“Beauty and the Beast” fables are good at breaking hearts and haunting viewers. Beloved by many and berated by others, Guillermo del Toro’s “The Shape of Water” is the latest installment of film’s foray into this common fable.

In The New York Times, A.O. Scott gleefully greeted the “genre geek” del Toro’s latest film: “He draws on old movies, comic books, mythic archetypes and his own restless visual imagination to create movies that seem less made than discovered.”

One reviewer in The Guardian glorified Guillermo del Toro’s Oscar-snagging tour de force as a “boundary-crossing hybrid that is as adventurously personal as it is universal.” This film is “boundary-crossing” in more than one way. Beneath the fantastic plot and beyond the shimmer of one protagonist’s blue-green scales, we find a formula for approaching, befriending, and eventually building productive and meaningful relationships across ideological and partisan lines.

In the film, the plot develops alongside an odd relationship, flowing as follows: Eliza (the main character, a mute maid in a laboratory) encounters the “asset” (an amphibious, male creature captured in South America) and initially approaches him with an apprehensive and ceaseless curiosity that, for the viewer, is amplified by her muteness, quickly transforming the two from acquaintances into wonder-filled friends reveling in unexpected and inexplicable connection, the culmination of which is romantic love.

Animated by the plot arc in which Eliza and the amphibious man quickly catch “the feels” for one another, “The Shape of Water” presents us with an absurd — yet identifiable — kind of romantic passion that, time and time again, persists through trial and tribulation, triumphantly towering above the bad guys. In my (probably absurd) reading of this plot arc, Eliza and the amphibious man also offer us a blueprint for disagreement. Mirroring the devilment of the romantic relationship, my roadmap for disagreement manifests in five steps: first, an introduction; second, engagement with apprehensive curiosity (here, it’s helpful to think in extremes: consider how you approach a Trump-supporting uncle or a socialist salivating at the thought of violent revolution); third, general acquaintance; fourth, friendship; fifth, appreciative, deep (perhaps romantic) connection.  

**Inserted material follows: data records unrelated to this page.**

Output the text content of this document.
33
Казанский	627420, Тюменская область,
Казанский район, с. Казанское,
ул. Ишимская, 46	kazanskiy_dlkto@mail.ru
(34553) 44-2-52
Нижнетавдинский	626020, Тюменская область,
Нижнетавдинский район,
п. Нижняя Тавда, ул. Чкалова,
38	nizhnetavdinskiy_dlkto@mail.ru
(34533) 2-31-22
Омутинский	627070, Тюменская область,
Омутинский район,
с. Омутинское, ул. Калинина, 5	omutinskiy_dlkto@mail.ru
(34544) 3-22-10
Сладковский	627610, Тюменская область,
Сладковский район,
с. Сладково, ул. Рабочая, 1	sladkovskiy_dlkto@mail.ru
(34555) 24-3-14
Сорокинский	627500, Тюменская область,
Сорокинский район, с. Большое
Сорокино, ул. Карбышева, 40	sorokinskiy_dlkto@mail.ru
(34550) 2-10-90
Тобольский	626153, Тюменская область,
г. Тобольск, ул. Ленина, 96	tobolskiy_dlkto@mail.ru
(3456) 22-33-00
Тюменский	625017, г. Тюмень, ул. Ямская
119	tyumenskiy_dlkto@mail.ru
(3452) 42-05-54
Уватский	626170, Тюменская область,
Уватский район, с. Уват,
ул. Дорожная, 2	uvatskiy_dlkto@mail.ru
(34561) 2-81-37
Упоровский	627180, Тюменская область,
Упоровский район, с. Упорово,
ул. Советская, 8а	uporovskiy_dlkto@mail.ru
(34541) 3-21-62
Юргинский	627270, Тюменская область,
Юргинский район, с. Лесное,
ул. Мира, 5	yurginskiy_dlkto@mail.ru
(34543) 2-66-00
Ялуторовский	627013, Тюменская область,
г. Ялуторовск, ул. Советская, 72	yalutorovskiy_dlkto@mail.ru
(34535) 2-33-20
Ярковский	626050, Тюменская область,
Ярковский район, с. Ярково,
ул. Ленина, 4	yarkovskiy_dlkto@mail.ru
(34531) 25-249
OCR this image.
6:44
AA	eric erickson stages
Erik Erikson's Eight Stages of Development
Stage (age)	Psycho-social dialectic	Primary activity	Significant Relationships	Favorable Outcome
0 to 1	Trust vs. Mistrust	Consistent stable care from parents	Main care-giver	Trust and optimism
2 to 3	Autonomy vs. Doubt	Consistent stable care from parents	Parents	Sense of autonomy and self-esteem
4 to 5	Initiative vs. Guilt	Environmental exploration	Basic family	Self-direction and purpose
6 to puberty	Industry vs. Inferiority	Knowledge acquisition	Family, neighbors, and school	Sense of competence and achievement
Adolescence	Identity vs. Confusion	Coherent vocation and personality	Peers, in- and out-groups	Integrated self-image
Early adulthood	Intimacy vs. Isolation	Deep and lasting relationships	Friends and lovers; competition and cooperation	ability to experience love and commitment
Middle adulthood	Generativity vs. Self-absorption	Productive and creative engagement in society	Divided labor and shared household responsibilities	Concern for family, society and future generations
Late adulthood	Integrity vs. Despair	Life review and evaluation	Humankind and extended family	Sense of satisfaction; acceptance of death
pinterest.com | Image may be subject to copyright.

The film, NPR Arts Editor Will Gompertz wrote, is “not really a fantasy at all,” but an “intelligent, tender, beautifully shot, meticulously crafted work of art” that has much more to offer us than a healthy dose of magical realism and fish-man love. I think this formula is one such offering, one that, as Gompertz writes of the film, “speaks directly, and critically, to our own times.”

Building relationships across political divides is no doubt challenging. I could rehash older arguments that building such relationships is necessary for sustaining civil society, for rehabilitating the public square and for recovering our common humanity, but we should also push ourselves to transcend political divides for personal reasons. If we meet this challenge, we will be better for it: we will become better debaters, we will be better able to empathize with and understand the views of our fellow Americans, we will build relationships with people we otherwise might not have known and we just might come to accomplish things in our communities.

Mahatma Gandhi once said that “honest disagreement is often a good sign of progress.” In this way, progress can be an aim or welcome symptom of endeavoring to build relationships across divides and in the face of disagreement. Debate, my friends, ought to do much more for us than satisfy the ego and raise blood pressure.

A.O. Scott wrote of “The Shape of Water” that “bigotry and meanness flow through every moment like an underground stream, but kindness is always possible, and so is beauty.” This statement might also characterize cross-political discussion and interaction: sure, ‘bigotry and meanness’ are common, but ‘kindness’ and ‘beauty’ are perennial possibilities.

If it can be cultivated by meeting the challenge of disagreement, beauty and value in newfound insights and newformed friendships are not mere possibilities, but unsung truths inherent in difficult human interactions. Grafting onto our interaction with other “The Shape of Water’s” five step formula for political disagreement will help us to find beauty through biting polarization and value in our unique engagements across the proverbial political aisle.